Module 1 Exercise - Reference Answer Key
Part 1: Semantic Ambiguity
| Column/Value | Ambiguity |
|---|---|
region | Inconsistent naming: "Northeast" vs "NE" vs "northeast". "West" vs "West Coast" vs "Western". "Asia-Pacific" vs "APAC" vs "AP". A receiving system cannot resolve these without a mapping table. |
status | Mixed case: "active" vs "Active" vs "ACTIVE". Typo: "actve" (row 9). Non-standard values: "test", "demo", "system", "migrated", "VIP", "dev". No enumeration enforced. |
phone | Multiple formats: "555-0101" vs "(555) 0102" vs "5550103" vs "+86-10-5550108". Some rows use "N/A" or "000-0000" as placeholders instead of proper null handling. |
signup_date | Multiple date formats: "2024-01-15" vs "01/20/2024" vs "2024/04/15" vs "May 1 2024". A parser assuming ISO 8601 will fail on at least 8 rows. |
name | "Jane Smith" appears in rows 1, 3, 12, 29, 41 - same person? "Bob Johnson" vs "Robert Johnson" vs "Robert 'Bob' Johnson" - how many people? "ACME Corp" vs "acme corporation" - same company? |
customer_id | Auto-increment integers scoped to this export. Row 1's customer_id "1" means nothing in any other system. Level 1 Semantic Identity. |
Part 2: Constraint Enforcement Failures
| Row(s) | Violation |
|---|---|
| Row 7 | Missing name (empty field). |
| Row 9 | Status typo: "actve" instead of "active". No enumeration constraint. |
| Row 13 | Test account in production data. Name "Test Account", status "test". |
| Row 19 | Name is "NULL" (the string). Signup date "1900-01-01" is a placeholder. |
| Row 28 | Test data: status "demo", balance 999999.99, region "Demo". |
| Row 40 | System placeholder: name "Placeholder Entry", date "1970-01-01" (Unix epoch). |
| Row 42 | Dev data: name "TESTING", status "dev", negative balance. |
At least 11 rows would fail basic constraint enforcement. This is Level 1-2 Constraint Enforcement.
Part 3: Identity Instability
| Entity | Representations | Rows |
|---|---|---|
| Jane Smith | Different emails, same phone in some rows | 1, 3, 12, 29, 41 |
| Bob/Robert Johnson | "Bob Johnson", "Robert Johnson", "Bob Johnson Jr", "Robert 'Bob' Johnson" | 2, 4, 15, 30 |
| ACME Corp | "ACME Corp", "acme corporation", "Acme Corporation" with different emails | 5, 6, 22, 31 |
| Patricia/Pat Williams | "Patricia Williams" vs "pat williams" | 32, 33 |
| Michael/Mike Brown | "Michael Brown" vs "mike brown", same email | 36, 37 |
| Global Solutions | "Global Solutions LLC" vs "global solutions" | 16, 17 |
The customer_id column provides no help - each duplicate has a different ID. This is Level 1 Semantic Identity.

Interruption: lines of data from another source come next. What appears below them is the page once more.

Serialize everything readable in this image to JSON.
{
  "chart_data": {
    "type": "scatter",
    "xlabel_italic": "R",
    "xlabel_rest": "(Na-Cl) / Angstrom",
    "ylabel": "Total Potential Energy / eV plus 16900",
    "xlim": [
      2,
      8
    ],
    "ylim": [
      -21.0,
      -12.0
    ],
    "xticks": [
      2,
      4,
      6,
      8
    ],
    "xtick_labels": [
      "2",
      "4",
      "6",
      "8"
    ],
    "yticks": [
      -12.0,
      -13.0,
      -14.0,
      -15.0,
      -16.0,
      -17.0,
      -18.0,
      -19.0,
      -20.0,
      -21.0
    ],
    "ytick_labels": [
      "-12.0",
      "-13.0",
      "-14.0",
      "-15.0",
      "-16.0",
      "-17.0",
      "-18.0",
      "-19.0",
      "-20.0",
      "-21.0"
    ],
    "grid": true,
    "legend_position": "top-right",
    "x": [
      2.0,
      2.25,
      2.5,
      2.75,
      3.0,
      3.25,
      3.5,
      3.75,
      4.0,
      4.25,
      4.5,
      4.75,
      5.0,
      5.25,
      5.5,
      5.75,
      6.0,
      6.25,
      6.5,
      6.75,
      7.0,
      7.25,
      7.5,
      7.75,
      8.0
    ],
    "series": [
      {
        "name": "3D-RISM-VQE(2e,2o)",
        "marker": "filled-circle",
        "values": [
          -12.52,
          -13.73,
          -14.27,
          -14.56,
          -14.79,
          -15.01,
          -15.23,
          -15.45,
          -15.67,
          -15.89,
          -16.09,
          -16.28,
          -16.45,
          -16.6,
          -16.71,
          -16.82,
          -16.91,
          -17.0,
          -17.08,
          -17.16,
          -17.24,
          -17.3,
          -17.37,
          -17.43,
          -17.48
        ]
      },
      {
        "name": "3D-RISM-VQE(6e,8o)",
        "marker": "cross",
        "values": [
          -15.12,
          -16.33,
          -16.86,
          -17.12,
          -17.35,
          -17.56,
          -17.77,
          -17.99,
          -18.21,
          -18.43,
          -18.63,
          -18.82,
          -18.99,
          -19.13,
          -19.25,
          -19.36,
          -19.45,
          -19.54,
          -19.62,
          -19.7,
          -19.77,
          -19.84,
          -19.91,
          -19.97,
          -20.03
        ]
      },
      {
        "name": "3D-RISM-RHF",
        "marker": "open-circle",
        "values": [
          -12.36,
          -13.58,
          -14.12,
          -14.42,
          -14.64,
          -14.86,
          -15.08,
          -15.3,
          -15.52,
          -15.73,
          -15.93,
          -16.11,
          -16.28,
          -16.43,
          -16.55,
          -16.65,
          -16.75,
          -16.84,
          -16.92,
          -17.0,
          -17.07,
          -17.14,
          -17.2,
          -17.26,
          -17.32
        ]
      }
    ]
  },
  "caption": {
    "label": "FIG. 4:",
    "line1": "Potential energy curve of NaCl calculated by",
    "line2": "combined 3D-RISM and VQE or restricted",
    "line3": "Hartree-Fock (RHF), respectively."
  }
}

Part 4: Floor Constraint Application
| Dimension | Working Score | Evidence |
|---|---|---|
| Schema Integrity | Level 2 | A schema exists (columns defined) but not enforced at write time - test data, placeholders, and inconsistent formats accepted. |
| Constraint Enforcement | Level 1 | No enumeration on status, no format enforcement on phone or date, no null handling policy. |
| Semantic Identity | Level 1 | Auto-increment IDs scoped to one database. Duplicate entities have different IDs. |
Floor Constraint
min(2, 1, 1) = Level 1. All derived dimensions (Provenance, Interoperability, Governance) are functionally capped at Level 1. You cannot trace the provenance of data you cannot identify. You cannot share data whose meaning is ambiguous. You cannot govern what you cannot constrain.
Recommended first intervention: Semantic Identity (Level 1 to Level 3 via CUID2 assignment), then Constraint Enforcement (enumeration lists, format validation, null handling), then Schema Integrity (versioned, enforced at write time).